Unsafe Place of Work?

by Julian White

When considering the merits of any claim for compensation arising from an accident in the work place it is important to consider the Employer’s liability at common law.

There are three elements that make up the employer’s common law duty. These are:

  1. To provide reasonably competent supervisors and employees
  2. To provide proper premises, plant and materials
  3. To provide a safe system of work.

It shall be considered here what makes a safe place of work.

An employer has a duty to provide appropriate equipment, including safety devices and protective clothing in addition to the maintenance of existing equipment. If the claimant can show that the employer has fallen below this duty then compensation may be awarded.

In the case of Toronto Power Co. v Paskwan [1915] AC 734 it was decided that if the employer, on reasonable inspection of work equipment would not have discovered the defect then the employer would not be liable. In addition they are not bound at once to adopt all the latest improvements and appliances.

This however does not mean that the employer has an excuse not to routinely inspect the equipment, especially in the case of dangerous machinery.

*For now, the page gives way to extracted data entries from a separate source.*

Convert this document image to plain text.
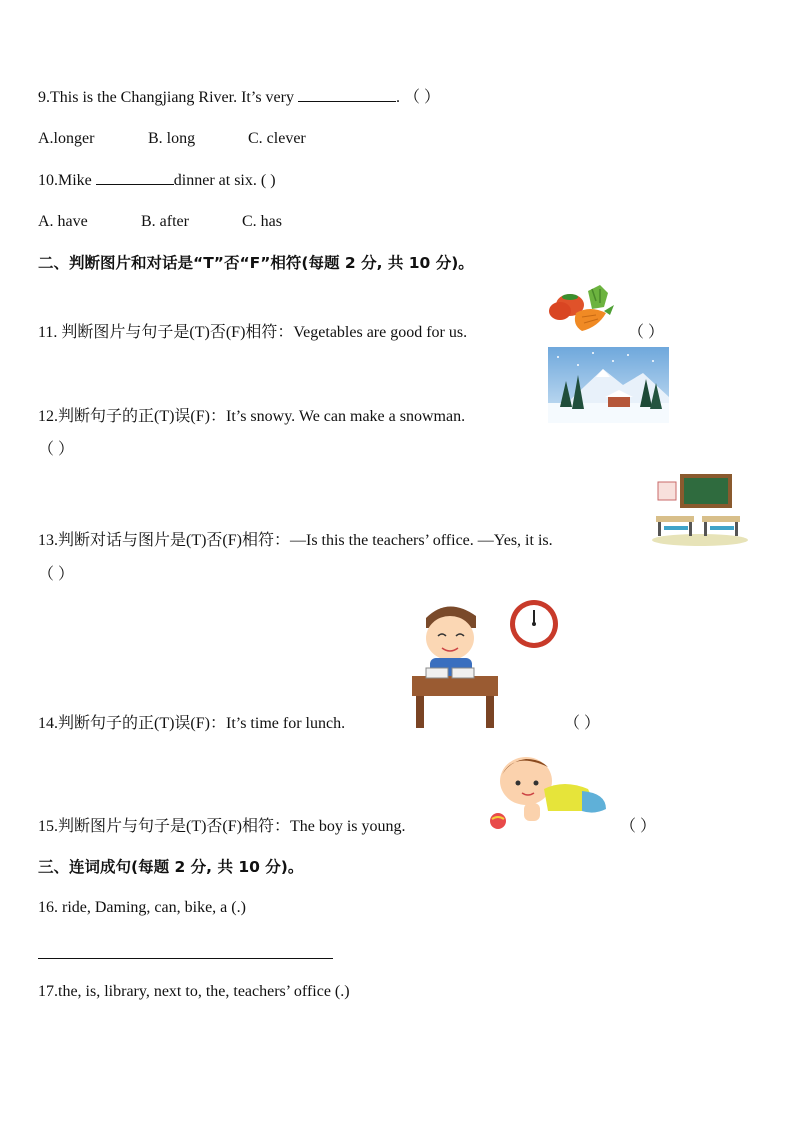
9.This is the Changjiang River. It’s very	. （ ）
A.longer	B. long	C. clever
10.Mike	dinner at six. ( )
A. have	B. after	C. has
二、判断图片和对话是“T”否“F”相符(每题 2 分, 共 10 分)。
11. 判断图片与句子是(T)否(F)相符：Vegetables are good for us.	（ ）
12.判断句子的正(T)误(F)：It’s snowy. We can make a snowman.
（ ）
13.判断对话与图片是(T)否(F)相符：—Is this the teachers’ office. —Yes, it is.
（ ）
14.判断句子的正(T)误(F)：It’s time for lunch.	（ ）
15.判断图片与句子是(T)否(F)相符：The boy is young.	（ ）
三、连词成句(每题 2 分, 共 10 分)。
16. ride, Daming, can, bike, a (.)
17.the, is, library, next to, the, teachers’ office (.)
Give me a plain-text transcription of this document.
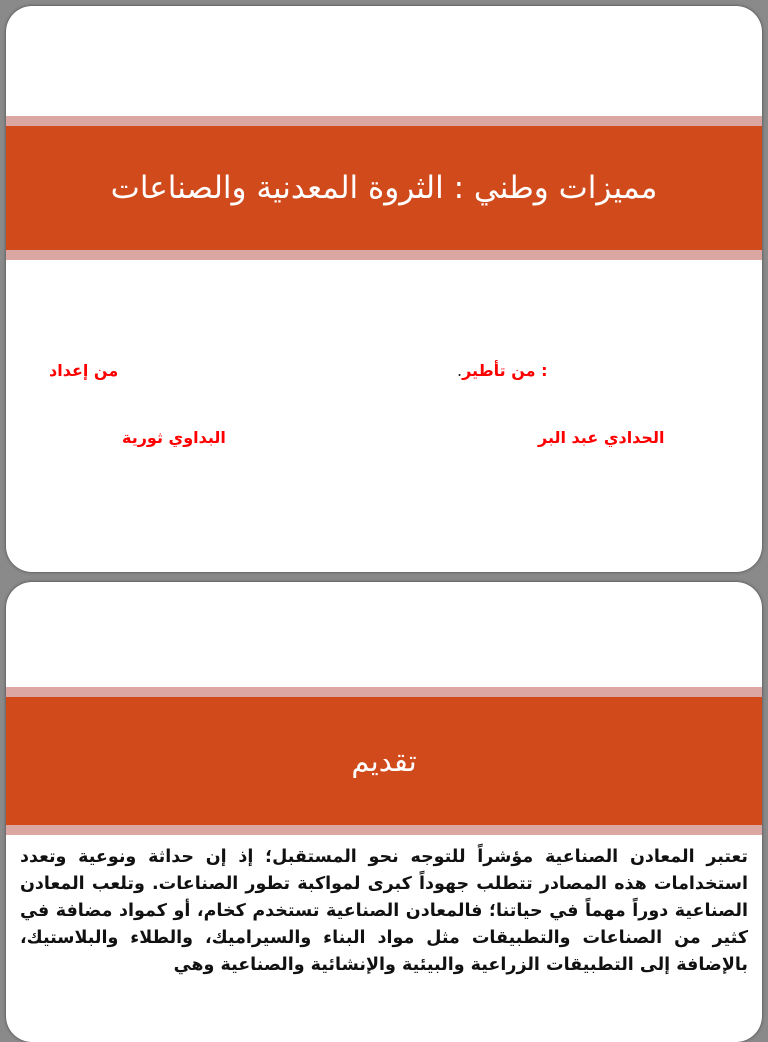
مميزات وطني : الثروة المعدنية والصناعات
: من تأطير.
من إعداد
الحدادي عبد البر
البداوي ثورية
تقديم
تعتبر المعادن الصناعية مؤشراً للتوجه نحو المستقبل؛ إذ إن حداثة ونوعية وتعدد استخدامات هذه المصادر تتطلب جهوداً كبرى لمواكبة تطور الصناعات. وتلعب المعادن الصناعية دوراً مهماً في حياتنا؛ فالمعادن الصناعية تستخدم كخام، أو كمواد مضافة في كثير من الصناعات والتطبيقات مثل مواد البناء والسيراميك، والطلاء والبلاستيك، بالإضافة إلى التطبيقات الزراعية والبيئية والإنشائية والصناعية وهي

In addition the courts have found that the law does not demand the impossible from an employer. In the case of Latimer v AEC [1953] AC 643 it was argued that if the risk of injury was slight, and the cost for the employers in terms of cost and inconvenience would have been substantial, for example closing a factory. Then a breach of duty may be difficult to prove. It appears that the courts consider what is reasonable in the circumstances.

The Workplace (Health, Safety and Welfare) Regulations 1992 act covers a wide range of health and safety issues. These do not just apply to factories, but also schools, hospitals and hotels etc. There are many regulations which govern how an employer should conduct their business and it is clear for any accident claim each regulation should be explored fully.